Whether that is a bigger reduction in energy use than swapping out your SEER 13 or whatever single speed for a higher SEER 2-stage depends, but by sealing the attic the net humidity in the house should go down, boosting comfort. If the existing system is 2x oversized for the existing load with the vented, and 3x oversized newly reduced load it'll be less of a comfort boost than if it's right-sized for the load as-is, and 1.5x oversized for the load after you foam the roof deck.

It's all pretty squishy unless you take the time to do the real load calculations. When in doubt, lowering the load is almost always better for comfort than increasing the efficiency of the mechanical systems.

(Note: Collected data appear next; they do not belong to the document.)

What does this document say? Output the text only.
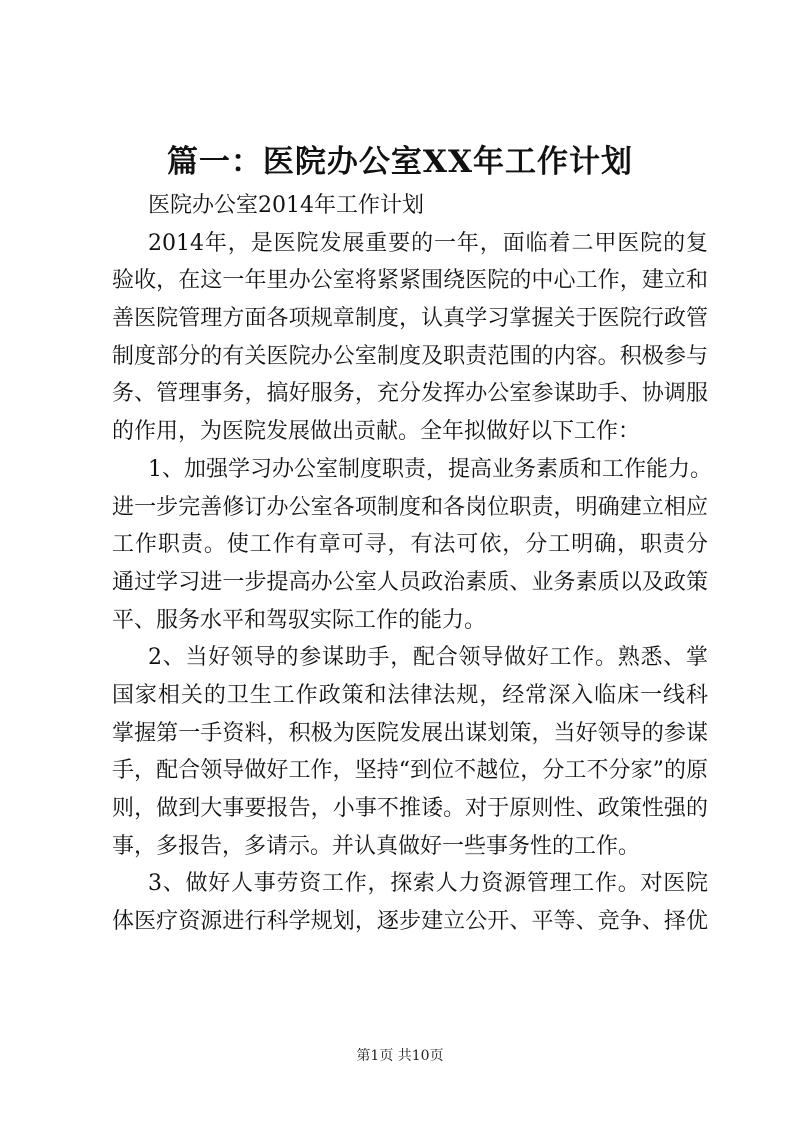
篇一：医院办公室XX年工作计划
医院办公室2014年工作计划
2014年，是医院发展重要的一年，面临着二甲医院的复
验收，在这一年里办公室将紧紧围绕医院的中心工作，建立和
善医院管理方面各项规章制度，认真学习掌握关于医院行政管
制度部分的有关医院办公室制度及职责范围的内容。积极参与
务、管理事务，搞好服务，充分发挥办公室参谋助手、协调服
的作用，为医院发展做出贡献。全年拟做好以下工作：
1、加强学习办公室制度职责，提高业务素质和工作能力。
进一步完善修订办公室各项制度和各岗位职责，明确建立相应
工作职责。使工作有章可寻，有法可依，分工明确，职责分
通过学习进一步提高办公室人员政治素质、业务素质以及政策
平、服务水平和驾驭实际工作的能力。
2、当好领导的参谋助手，配合领导做好工作。熟悉、掌
国家相关的卫生工作政策和法律法规，经常深入临床一线科
掌握第一手资料，积极为医院发展出谋划策，当好领导的参谋
手，配合领导做好工作，坚持“到位不越位，分工不分家”的原
则，做到大事要报告，小事不推诿。对于原则性、政策性强的
事，多报告，多请示。并认真做好一些事务性的工作。
3、做好人事劳资工作，探索人力资源管理工作。对医院
体医疗资源进行科学规划，逐步建立公开、平等、竞争、择优
第1页 共10页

Unless your existing system is turning into a maintenance nightmare you can probably get another decade out of it, and it would have to be a dramatic uptick in rated performance to be equivalent on energy use to insulating & sealing the attic.

Answered by Dana Dorsett
Posted Jun 26, 2014 2:05 PM ET
Edited Jun 26, 2014 2:11 PM ET.


Before you make your decision, you may want to read this article: Creating a Conditioned Attic.

Answered by Martin Holladay
Posted Jun 26, 2014 2:22 PM ET


Thank you both.

I had a salesman out for sealing the attic. I was a little uncomfortable with the Rvalues he was promoting...small number. Also he only wanted to see me open cell which this site raises some large questions. I asked about spraying 2 inches of closed cell followed by his more favored open cell. He never got back to me. I guess I asked too many questions.

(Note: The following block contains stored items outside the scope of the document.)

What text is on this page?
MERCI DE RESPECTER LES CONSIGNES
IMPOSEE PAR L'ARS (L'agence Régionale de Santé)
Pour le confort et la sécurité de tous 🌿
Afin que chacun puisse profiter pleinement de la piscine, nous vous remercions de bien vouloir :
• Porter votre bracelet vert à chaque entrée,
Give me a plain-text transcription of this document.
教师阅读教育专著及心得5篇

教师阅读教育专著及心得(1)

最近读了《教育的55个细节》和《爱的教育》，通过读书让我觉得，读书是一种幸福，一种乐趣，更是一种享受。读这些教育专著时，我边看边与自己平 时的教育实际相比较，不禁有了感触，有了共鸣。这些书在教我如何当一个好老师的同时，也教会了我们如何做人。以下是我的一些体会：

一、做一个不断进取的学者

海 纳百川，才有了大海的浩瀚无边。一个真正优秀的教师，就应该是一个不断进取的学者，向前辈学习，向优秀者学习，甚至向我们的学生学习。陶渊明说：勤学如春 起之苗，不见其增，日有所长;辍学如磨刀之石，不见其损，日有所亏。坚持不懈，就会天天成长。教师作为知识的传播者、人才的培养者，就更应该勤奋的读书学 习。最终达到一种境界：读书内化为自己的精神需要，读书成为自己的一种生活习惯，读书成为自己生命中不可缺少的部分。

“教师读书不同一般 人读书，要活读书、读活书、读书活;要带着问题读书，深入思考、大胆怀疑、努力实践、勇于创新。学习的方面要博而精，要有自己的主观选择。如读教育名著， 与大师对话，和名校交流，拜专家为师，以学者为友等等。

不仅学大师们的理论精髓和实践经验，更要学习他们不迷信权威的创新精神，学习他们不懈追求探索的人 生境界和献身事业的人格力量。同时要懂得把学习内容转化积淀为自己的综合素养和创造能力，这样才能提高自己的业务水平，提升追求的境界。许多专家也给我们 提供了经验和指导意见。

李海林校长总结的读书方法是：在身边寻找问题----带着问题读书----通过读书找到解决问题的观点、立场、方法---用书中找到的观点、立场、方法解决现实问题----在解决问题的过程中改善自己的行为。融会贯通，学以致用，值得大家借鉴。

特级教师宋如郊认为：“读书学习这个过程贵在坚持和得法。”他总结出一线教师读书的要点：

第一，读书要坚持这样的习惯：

The current ac works ok but the single speed air handlers are not as comfort producing as our last house that had variable speed air handlers. I have to run this house at 73 degrees to get the same summer weather comfort that I got at 78 degrees at the last house. There may be other factors including poor construction infiltration issues (florida quality building) but the difference in the two houses was substantial.

Answered by Steve Romero
Posted Jun 26, 2014 3:20 PM ET


Let me make one more response to Dana about HVAC sizing. In the current summer conditions, the house AC has to run almost all of the time to keep up with demand. If I put the oven on, the kitchen gets pretty warm. Two story house with 5000 square foot with 2 4 ton heat pumps.....air handlers in attic with flex duct. So bringing down the load could make the current system more comfortable. Would love to put in new HVAC with variable speed AH and foam the attic......too expensive.

Thanks for the input.

Answered by Steve Romero
Posted Jun 26, 2014 3:48 PM ET


The oven causing over heating is a zoning issue more than a sizing issue- kitchens are hard to really control for both the minimum & maximum potential heat sources. (Sitting by the window sipping coffee and reading the paper by daylight is puts a lot less heat into the zone than roasting a duck with 1000 watts of lights on.)

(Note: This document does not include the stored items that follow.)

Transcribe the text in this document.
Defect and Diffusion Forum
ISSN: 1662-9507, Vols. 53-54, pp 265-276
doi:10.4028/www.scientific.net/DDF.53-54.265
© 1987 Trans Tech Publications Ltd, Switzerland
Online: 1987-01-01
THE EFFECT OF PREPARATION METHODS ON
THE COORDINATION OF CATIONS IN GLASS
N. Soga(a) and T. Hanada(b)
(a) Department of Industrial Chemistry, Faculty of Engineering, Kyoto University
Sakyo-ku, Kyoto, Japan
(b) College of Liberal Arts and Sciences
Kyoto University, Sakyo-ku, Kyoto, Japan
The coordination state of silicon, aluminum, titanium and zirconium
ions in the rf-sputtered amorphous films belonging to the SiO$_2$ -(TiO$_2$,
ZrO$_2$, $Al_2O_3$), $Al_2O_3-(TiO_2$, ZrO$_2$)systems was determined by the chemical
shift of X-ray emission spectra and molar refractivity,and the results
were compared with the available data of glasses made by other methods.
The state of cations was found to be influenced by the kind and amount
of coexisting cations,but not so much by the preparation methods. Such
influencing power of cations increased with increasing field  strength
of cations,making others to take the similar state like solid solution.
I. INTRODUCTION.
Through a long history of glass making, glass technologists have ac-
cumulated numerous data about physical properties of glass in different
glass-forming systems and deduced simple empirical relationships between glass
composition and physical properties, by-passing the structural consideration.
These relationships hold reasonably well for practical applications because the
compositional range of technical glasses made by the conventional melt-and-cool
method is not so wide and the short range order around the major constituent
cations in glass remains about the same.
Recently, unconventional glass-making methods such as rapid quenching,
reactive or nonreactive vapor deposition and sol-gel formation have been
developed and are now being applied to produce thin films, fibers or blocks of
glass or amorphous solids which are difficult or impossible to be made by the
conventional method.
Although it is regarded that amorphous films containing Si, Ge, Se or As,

In a southern FL climate there are fewer issues with using open-cell-only on the roof deck than in GA or AL (or the FL panhandle.) In your climate it would only be prone to moisture loading on north facing pitches with the most heat rejecting of "cool roof" shingles.

You may find that by sealing the attic your latent load issues that make keeping it at 73F necessary for comfort may go away too. A 2-story house has a lot of stack effect, and air sealing at the attic floor with all of the duct / electrical / plumbing penetration is hard to do even for those who try (let alone those who don't.) Any duct leakage under those leaky attic conditions translates into air-handler-driven air infiltration, and higher latent loads while it's running, and still significant stack effect driven infiltration when it isn't. Moving to a variable speed unit may help, but not as much as taking the infiltration drives down an order of magnitude.

If you can, have the place blower-door tested DURING the foam installation, to be able to fix any of the inevitable leak points while the truck is still there and the crew is still suited up. (Curt Kinder, a FL HVAC contractor who posts here occasionally, usually tests for leaks with a blower door and a theatrical smoke machine while the foam guys are still on site, making it dead-obvious where the leaks are.)

Answered by Dana Dorsett
Posted Jun 26, 2014 4:13 PM ET


I don't know if it is polite to ask but does anyone have recommendation of spray foam company in Sarasota/Bradenton area........maybe with blower door?